In 2001, the State of Georgia adopted the UCCJEA, replacing its prior child custody act,
because, in application, imprecision in [the prior act's] language often allowed for the existence of concurrent jurisdiction over custody matters in multiple states, thereby fostering competition among jurisdictions and forum shopping by the parties. The UCCJEA now remedies these earlier unintended problems by establishing continuing jurisdiction in the state in which the original custody decree was entered.2
Therefore, under the UCCJEA, a Georgia court that makes an initial child custody determination generally will have exclusive, continuing jurisdiction over custody matters.3
However, the Act provides for two exceptions to a court's retention of exclusive, continuing jurisdiction where:
(1) A court of this state determines that neither the child nor the child's parents ․ has a significant connection with this state and that substantial evidence is no longer available in this state concerning the child's care, protection, training, and personal relationships; or
(2) A court of this state or a court of another state determines that neither the child nor the child's parents or any person acting as a parent presently resides in this state.4
Here, Hall argues that the Bibb County court was vested with exclusive, continuing jurisdiction over the custody of J.H. when that court made its initial custody award as to her ex-husband (who was not J.H.'s father). Pretermitting whether this is correct,5 the record shows that both parents admitted in the Florida action that they and the child resided in Florida and, based on this, the Florida court determined that it had jurisdiction over the matter.6 Although Hall now, as she did before the Florida court, disputes that she ever stopped residing in Georgia, the Florida court rejected that argument after receiving evidence and argument on the issue.7 Therefore, because “a court of another state determine[d] that neither the child nor the child's parents ․ presently reside[d] in” 8 Georgia, the Bibb County court lost continuing, exclusive jurisdiction (if it ever had such jurisdiction by virtue of Hall's prior divorce proceeding). Accordingly, in light of the prior Florida action, the Superior Court of Stewart County, Georgia did not err in dismissing Hall's petition for lack of jurisdiction under the UCCJEA.
1. OCGA § 19-9-40 et seq.
2. Fish v. Fish, 266 Ga.App. 224, 225, n. 1, 596 S.E.2d 654 (2004).
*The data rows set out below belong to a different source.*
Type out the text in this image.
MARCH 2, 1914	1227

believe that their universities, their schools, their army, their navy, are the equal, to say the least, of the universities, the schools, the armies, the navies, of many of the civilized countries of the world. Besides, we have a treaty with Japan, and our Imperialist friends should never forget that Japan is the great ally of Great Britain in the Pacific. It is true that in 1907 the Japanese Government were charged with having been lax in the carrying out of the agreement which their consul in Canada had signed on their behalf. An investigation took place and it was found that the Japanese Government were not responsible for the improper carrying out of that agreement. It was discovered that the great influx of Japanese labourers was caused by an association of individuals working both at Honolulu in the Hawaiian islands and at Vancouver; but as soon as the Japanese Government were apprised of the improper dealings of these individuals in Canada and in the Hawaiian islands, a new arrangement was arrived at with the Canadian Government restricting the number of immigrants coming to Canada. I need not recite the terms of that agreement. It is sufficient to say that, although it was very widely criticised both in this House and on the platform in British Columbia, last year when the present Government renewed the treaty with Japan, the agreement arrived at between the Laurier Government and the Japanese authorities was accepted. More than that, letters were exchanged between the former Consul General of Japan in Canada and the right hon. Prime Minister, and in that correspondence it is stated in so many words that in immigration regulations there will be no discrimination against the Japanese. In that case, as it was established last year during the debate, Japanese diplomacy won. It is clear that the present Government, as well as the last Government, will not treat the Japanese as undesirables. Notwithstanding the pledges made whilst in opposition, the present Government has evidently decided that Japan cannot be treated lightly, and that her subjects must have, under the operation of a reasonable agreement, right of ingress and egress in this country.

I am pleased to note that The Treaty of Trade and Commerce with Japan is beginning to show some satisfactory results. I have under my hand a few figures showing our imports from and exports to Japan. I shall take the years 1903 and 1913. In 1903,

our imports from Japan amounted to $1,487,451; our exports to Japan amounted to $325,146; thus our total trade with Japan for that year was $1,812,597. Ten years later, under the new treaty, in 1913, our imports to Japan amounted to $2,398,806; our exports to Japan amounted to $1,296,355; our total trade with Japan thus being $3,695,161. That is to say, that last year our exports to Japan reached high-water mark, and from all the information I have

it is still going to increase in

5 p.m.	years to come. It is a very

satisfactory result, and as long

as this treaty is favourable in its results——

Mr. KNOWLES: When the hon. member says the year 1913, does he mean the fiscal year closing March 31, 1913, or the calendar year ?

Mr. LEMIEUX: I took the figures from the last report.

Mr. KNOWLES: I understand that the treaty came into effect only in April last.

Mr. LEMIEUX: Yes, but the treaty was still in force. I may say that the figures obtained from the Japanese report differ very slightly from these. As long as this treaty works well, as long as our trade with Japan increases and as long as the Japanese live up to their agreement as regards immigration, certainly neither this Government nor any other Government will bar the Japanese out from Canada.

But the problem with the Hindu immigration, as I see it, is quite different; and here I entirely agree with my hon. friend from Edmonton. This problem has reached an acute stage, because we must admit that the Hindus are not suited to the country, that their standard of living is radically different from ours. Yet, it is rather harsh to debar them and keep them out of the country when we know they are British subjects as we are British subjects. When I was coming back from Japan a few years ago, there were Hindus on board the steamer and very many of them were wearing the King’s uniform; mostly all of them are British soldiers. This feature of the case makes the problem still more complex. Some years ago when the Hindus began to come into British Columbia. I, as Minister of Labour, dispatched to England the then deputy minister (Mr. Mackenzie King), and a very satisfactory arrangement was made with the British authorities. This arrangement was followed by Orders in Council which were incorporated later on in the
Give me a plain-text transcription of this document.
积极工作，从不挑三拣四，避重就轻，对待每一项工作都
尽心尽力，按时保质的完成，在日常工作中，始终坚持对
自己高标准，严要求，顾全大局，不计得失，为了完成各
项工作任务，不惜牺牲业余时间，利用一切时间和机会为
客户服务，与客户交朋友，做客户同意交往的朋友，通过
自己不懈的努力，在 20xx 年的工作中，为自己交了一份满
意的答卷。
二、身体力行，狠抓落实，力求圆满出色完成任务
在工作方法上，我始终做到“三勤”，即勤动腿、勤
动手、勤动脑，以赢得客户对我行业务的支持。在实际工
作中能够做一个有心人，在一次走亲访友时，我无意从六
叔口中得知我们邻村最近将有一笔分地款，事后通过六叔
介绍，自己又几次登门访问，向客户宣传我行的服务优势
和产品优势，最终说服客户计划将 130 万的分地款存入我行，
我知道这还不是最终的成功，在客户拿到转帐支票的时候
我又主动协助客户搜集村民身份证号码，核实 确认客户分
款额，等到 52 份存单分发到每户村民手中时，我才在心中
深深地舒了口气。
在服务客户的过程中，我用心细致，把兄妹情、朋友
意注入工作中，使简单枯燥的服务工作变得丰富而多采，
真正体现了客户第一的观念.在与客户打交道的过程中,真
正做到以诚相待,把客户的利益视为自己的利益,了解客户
3. See id. at 226, 596 S.E.2d 654; OCGA § 19-9-62(a). Florida has enacted similar legislation. See Fla. Stat. § 61.501 et seq.
4. OCGA § 19-9-62(a).
5. Even though the father was not a party to or served in that action, we note that the UCCJEA provides that “[p]hysical presence of, or personal jurisdiction over, a party or a child is not necessary or sufficient to make a child custody determination.” OCGA § 19-9-61(c). But see OCGA § 19-9-45 (child custody determinations under the UCCJEA bind only “persons who have been served ․ or notified ․ or who have submitted to the jurisdiction of the court, and who have been given an opportunity to be heard”).
6. This is consistent with Hall's August 2006 final divorce decree in Bibb County Georgia, which reflects her “hometown” as being located in Florida.
7. Hall's remedy in that case was to appeal the Florida court's determination; it is undisputed that she did not do so. See also Steckel v. Blafas, 549 So.2d 1211, 1214 (Fla.Dist.Ct.App.1989) (holding that “New York lacked jurisdiction to modify its original custody decree after the child and the contestants moved from New York, and that Florida does have jurisdiction under the UCCJA”).
8. OCGA § 19-9-62(a)(2).
ANDREWS, P.J., and BERNES, J., concur.